Perdagangan internasional tidak hanya melibatkan barang dan jasa, tetapi juga mata uang sebagai alat pembayaran. Misalnya, ketika mengimpor, kita harus membayarnya dalam dolar dengan menukar mata uang domestik. Sebaliknya, ketika kita mengekspor, kita mendapatkan dolar sebagai pembayaran dan mentranslasikannya ke dalam mata uang domestik untuk membeli barang dan jasa di perekonomian.
Sehingga, ketika mata uang domestik berharga lebih tinggi atau lebih rendah terhadap dolar, itu akhirnya mempengaruhi harga relatif barang dan jasa yang diekspor dan diimpor. Dan kita menyebut harga mata uang domestik terhadap dolar sebagai nilai tukar.
Jika mata uang domestik menjadi lebih lemah terhadap dolar, barang domestik menjadi lebih murah bagi pembeli di luar negeri ketika dikonversikan ke dolar. Sebaliknya, nilai tukar yang lebih lemah membuat pembeli domestik membayar lebih mahal untuk barang yang diimpor karena harus menukar lebih banyak mata uang domestik untuk mendapatkan 1 dollar.
Efek sebaliknya berlaku ketika mata uang domestik menjadi lebih kuat terhadap dolar. Barang yang diekspor menjadi lebih mahal bagi pembeli di luar negeri. Sebaliknya, barang yang diimpor menjadi lebih murah bagi pembeli domestik.
Cara kerja nilai tukar mempengaruhi ekspor dan impor
Mari kita ambil kasus yang disederhanakan. Asumsikan, nilai tukar euro terhadap dolar AS adalah EUR1,5/USD. Sebuah perusahaan Eropa mengekspor produknya ke pasar Amerika Serikat dan menjualnya dengan harga EUR6 per unit. Kemudian, perusahan tersebut mengimpor bahan baku dari Amerika Serikat seharga USD3 per unit.

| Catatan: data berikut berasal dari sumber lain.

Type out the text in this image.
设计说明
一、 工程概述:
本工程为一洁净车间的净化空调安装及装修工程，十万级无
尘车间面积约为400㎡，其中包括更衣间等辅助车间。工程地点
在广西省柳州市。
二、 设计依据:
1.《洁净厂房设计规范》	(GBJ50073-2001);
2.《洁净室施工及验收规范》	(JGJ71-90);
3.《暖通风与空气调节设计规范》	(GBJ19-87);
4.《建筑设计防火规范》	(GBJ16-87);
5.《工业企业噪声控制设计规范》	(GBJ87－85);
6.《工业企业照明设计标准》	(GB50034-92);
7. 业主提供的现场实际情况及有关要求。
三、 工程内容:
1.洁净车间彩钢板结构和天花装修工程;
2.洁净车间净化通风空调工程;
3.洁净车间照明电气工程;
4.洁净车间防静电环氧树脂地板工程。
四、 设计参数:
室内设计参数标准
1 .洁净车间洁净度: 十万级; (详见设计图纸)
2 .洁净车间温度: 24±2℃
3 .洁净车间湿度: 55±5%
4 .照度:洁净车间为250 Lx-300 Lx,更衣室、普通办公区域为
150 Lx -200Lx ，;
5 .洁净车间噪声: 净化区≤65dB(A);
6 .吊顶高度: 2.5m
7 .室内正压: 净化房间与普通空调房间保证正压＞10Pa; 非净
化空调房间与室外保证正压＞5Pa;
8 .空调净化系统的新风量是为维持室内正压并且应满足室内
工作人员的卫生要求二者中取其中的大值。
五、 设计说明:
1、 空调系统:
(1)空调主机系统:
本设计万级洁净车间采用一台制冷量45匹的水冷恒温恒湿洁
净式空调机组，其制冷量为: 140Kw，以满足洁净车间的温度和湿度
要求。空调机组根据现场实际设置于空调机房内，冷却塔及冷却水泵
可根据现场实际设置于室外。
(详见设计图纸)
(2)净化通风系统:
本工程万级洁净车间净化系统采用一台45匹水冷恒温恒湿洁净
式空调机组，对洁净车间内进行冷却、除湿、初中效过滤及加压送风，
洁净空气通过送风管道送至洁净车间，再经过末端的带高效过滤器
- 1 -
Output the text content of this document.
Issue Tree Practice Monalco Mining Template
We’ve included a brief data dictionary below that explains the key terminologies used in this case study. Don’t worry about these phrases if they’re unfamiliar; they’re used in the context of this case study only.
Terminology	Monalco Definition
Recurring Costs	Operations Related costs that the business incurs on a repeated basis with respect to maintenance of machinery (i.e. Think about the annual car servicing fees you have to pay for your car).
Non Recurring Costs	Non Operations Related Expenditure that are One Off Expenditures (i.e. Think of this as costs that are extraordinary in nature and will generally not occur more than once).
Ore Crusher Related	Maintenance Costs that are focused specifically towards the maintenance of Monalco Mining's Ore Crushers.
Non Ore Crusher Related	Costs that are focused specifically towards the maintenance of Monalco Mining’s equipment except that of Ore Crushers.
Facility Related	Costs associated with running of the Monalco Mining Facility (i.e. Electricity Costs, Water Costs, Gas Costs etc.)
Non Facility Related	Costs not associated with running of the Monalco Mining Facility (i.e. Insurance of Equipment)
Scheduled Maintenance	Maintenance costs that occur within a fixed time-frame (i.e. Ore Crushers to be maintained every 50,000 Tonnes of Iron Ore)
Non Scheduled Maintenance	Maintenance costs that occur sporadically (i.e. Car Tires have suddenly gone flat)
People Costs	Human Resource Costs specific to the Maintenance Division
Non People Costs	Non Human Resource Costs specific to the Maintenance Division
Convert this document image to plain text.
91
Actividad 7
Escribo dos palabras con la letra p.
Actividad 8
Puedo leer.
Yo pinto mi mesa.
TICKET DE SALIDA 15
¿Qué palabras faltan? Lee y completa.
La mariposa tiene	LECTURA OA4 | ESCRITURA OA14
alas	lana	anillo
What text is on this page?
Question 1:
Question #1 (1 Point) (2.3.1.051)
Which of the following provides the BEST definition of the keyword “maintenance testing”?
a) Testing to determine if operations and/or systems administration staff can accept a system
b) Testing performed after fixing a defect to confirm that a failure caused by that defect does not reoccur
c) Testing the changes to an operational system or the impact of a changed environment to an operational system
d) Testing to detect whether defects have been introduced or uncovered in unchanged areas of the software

Katakanlah, nilai tukar berubah menjadi EUR2/USD. Orang Eropa mengatakan euro terdepresiasi karena mereka harus mengeluarkan 2 euro untuk mendapatkan 1 dollar AS, lebih banyak daripada sebelumnya (1,5 euro). Dengan kata lain, nilai tukar euro lebih lemah.
Sebaliknya, bagi orang Amerika, dolar AS terapresiasi. Itu karena dengan menukar 1 dolar, mereka mendapatkan 2 euro, lebih banyak daripada sebelumnya (1,5 euro). Orang Amerika akan mengatakan dolar lebih kuat terhadap euro.
Sekarang, asumsikan harga bahan baku tidak berubah. Bagi perusahaan Eropa tersebut, bahan baku yang diimpor menjadi lebih mahal karena depresiasi. Sebelumnya, mereka hanya mengeluarkan 4,5 euro (USD3 per unit x EUR1,5/USD) dan mengkonversinya menjadi 3 dolar AS untuk membeli satu unit. Tapi, karena euro terdepresiasi, mereka harus mengeluarkan 6 euro [USD3 x EUR2/USD].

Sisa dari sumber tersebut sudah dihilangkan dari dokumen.